TDOのデザイナー紹介

一級建築士

荒川 圭史Keiji ARAKAWA

  1. 1961年

    東京都生まれ

  2. 2011年

    グッドデザイン賞受賞「浦和区の二世帯住宅」

  3. 2012年

    グッドデザイン賞受賞「東京一軒家」

  4. 2013年

    グッドデザイン賞受賞「フレックスレジデンス成城モデル」

  5. 2017年

    屋内緑化コンクール 日本家庭園芸普及協会会長賞受賞
    グッドデザイン賞受賞 街かどへーベルハウス豪徳寺「はなまねき」

01 最も基本的な考え方はそのデザインがロングライフであることです。

ロングライフデザインということ自体、様々な定義が出来ると思いますが、ロングライフデザインであるために必要であると考えていることは、耐久性を持たせるとか、部品が交換できるようなサスティナビリティを持たせることだけではなく、そのデザインがいつまでも飽きない愛着が持てるデザインになっているかどうかということです。椅子やプロダクトの場合など、いわゆる巨匠といわれているようなデザイナーの残した定番の作品には今でも長く愛されているものも多く、この表現はイメージしやすいと思います。しかし住宅あるいは空間のデザインの場合基本的には一品生産でそこにしかないためイメージしにくいこともあるかと思われます。

02 簡単に言うと気持ちがいいと思えることです。

どうすれば気持ちの良い空間を作ることが出来るのか、そこにはいろいろな要素が付いてまわりますが、もっとも基本的なことは光の性質を理解することです。これは太陽の光はもちろん夜間の照明の光も含んでいます。またそれに関連して素材(光の反射のしかたが変わる)や形も重要になってきます。
天井高や空間のプロポーションや距離感といったことも重要です。
また、室内であっても、屋外であっても、GREENの存在は環境的な問題だけでなく、気持ち良さや、美しさと切っても切れない関係があると考えています。
また気持ちのよさと言うのは視覚からくるものだけでなく、五感すべてで感じるもので、中でも皮膚感覚というのは重要だと考えています。ですから熱をうまくデザインできたらとても気持ちの良い空間に出来ると考えています。

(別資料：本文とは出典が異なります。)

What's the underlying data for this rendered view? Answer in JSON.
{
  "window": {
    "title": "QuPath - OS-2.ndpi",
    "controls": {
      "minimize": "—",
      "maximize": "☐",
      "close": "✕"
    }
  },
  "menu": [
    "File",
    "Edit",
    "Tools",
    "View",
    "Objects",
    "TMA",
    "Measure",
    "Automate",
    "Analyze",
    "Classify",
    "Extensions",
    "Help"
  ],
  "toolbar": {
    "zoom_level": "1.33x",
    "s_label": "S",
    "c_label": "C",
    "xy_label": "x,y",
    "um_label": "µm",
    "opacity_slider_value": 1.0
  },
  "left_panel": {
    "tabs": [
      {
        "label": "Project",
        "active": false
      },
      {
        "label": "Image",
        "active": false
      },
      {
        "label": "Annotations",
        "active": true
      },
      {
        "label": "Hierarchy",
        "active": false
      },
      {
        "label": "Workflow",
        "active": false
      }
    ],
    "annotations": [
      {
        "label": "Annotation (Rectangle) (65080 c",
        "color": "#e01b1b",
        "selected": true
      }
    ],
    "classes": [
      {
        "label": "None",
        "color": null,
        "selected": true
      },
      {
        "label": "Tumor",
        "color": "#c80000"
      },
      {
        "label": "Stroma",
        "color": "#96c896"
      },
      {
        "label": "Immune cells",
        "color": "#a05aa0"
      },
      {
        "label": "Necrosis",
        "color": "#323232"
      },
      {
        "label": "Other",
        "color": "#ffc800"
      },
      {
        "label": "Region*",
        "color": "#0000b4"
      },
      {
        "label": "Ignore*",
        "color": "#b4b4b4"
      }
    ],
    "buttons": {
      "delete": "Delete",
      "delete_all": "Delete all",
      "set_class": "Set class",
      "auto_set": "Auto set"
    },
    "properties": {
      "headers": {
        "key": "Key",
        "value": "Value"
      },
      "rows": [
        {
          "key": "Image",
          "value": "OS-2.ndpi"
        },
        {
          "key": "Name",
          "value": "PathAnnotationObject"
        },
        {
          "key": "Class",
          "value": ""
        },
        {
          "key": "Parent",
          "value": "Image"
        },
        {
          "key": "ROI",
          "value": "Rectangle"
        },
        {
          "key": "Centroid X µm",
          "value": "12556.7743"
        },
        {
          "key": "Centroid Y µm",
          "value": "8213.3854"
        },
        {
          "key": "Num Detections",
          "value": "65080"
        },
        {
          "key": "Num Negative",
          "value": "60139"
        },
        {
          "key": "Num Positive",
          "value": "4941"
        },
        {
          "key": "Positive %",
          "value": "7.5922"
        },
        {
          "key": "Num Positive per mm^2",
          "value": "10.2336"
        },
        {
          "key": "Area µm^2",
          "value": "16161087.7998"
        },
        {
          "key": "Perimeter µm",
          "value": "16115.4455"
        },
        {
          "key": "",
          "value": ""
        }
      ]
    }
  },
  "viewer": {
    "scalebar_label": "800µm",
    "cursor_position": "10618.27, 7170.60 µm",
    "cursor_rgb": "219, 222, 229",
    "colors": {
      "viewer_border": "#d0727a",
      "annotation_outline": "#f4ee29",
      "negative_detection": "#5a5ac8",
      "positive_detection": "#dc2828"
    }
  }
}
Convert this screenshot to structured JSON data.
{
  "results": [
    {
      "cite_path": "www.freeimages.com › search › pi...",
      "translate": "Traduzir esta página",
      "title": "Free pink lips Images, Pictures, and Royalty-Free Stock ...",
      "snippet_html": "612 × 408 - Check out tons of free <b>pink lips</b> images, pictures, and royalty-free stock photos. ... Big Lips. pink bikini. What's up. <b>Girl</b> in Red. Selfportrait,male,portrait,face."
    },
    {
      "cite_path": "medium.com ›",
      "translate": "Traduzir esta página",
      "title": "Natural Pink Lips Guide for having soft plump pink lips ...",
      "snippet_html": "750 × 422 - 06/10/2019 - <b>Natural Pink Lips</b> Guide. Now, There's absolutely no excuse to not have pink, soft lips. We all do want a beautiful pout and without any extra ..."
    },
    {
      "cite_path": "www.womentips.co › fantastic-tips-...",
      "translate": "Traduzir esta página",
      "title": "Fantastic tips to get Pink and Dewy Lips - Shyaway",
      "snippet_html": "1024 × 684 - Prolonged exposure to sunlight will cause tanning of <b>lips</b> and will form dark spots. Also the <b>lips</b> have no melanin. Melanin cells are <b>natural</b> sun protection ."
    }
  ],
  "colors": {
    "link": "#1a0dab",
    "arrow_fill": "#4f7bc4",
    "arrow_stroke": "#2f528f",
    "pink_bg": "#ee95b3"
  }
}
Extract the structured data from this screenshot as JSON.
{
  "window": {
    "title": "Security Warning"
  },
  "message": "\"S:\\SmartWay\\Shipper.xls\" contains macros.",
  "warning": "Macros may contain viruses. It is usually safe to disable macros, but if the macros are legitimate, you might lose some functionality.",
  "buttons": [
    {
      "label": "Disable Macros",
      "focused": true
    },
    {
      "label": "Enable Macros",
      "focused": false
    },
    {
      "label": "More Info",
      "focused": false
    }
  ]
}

03 建築の設計とインテリアコーディネイトの境界線。

最近は住宅の空間の中で建築とインテリアコーディネートの境界線と言うことも意識しています。インテリアのコーディネイトは基本的にはそこに住む人が自分の好きな空間にコーディネイトしていくものだと考えているので、建築の設計の中で設計者が必要以上に仕上げ材にこだわったり、不要なものを付け加えていくようなデザインは好きではありません。素材にはこだわりますが、あくまで光をきれいに返してくれる素材であったり、肌触りがいいものだったり、うまくエイジングしてくれるものであったり、そういうこだわり方をしています。
ただルイスバラガンの住宅や、京都の角屋などのように空間の中で色を使うと言うことに関しては少しじっくりと考えてみたいと思っています。

04 建物を街とうまくつなげていきたい。

日本の特に東京の住宅地を見て、きれいな街だと思うことはごくまれなことで、たいていの場合何故こんなことになってしまうのかと思うことのほうが多いのは私だけでしょうか。
中でも何とかしたいと思っているのは、建物と道路の間に立っている塀やフェンス、そして電柱と電線です。電柱や電線はわれわれの力ではどうにもならないのですが、道路との境界線上のデザインに関しては、私たち住宅をデザインしている人間の責任も大きいと思います。建築家のエドワード鈴木さんは、この部分をインターフェイスという言葉で表現していますが、このインターフェイスのデザインに関しては、面倒な割に儲からないので、今まで誰もまじめに取り組まなかった領域だと思います。
それでも、最近では格子を見直したり、一面に囲い込むような塀の立て方をせず、プライバシーの問題をうまくデザインしている実例も増えてきているので、我々もどんどん新しい手法を提案していきたいと考えています。
住宅メーカーも最近はようやく外部空間計画の重要さに気がつき外構工事まで含めて請け負うようになってきていますが、その手法に関しては、まだ確立されたとはとても言いがたい状態です。
既製品のフェンスや扉を組み合わせただけの計画も散見されます。
これからは、自分の住んでいる街そのものをきれいにしていくというような視点を持って、実際にそこに住まわれる方、行政、デザイナー、住宅メーカーや各種建材メーカー、外構工事業者などが共通のビジョンを持って街路全体をきれいにしていくような活動をしていきたいと思っています。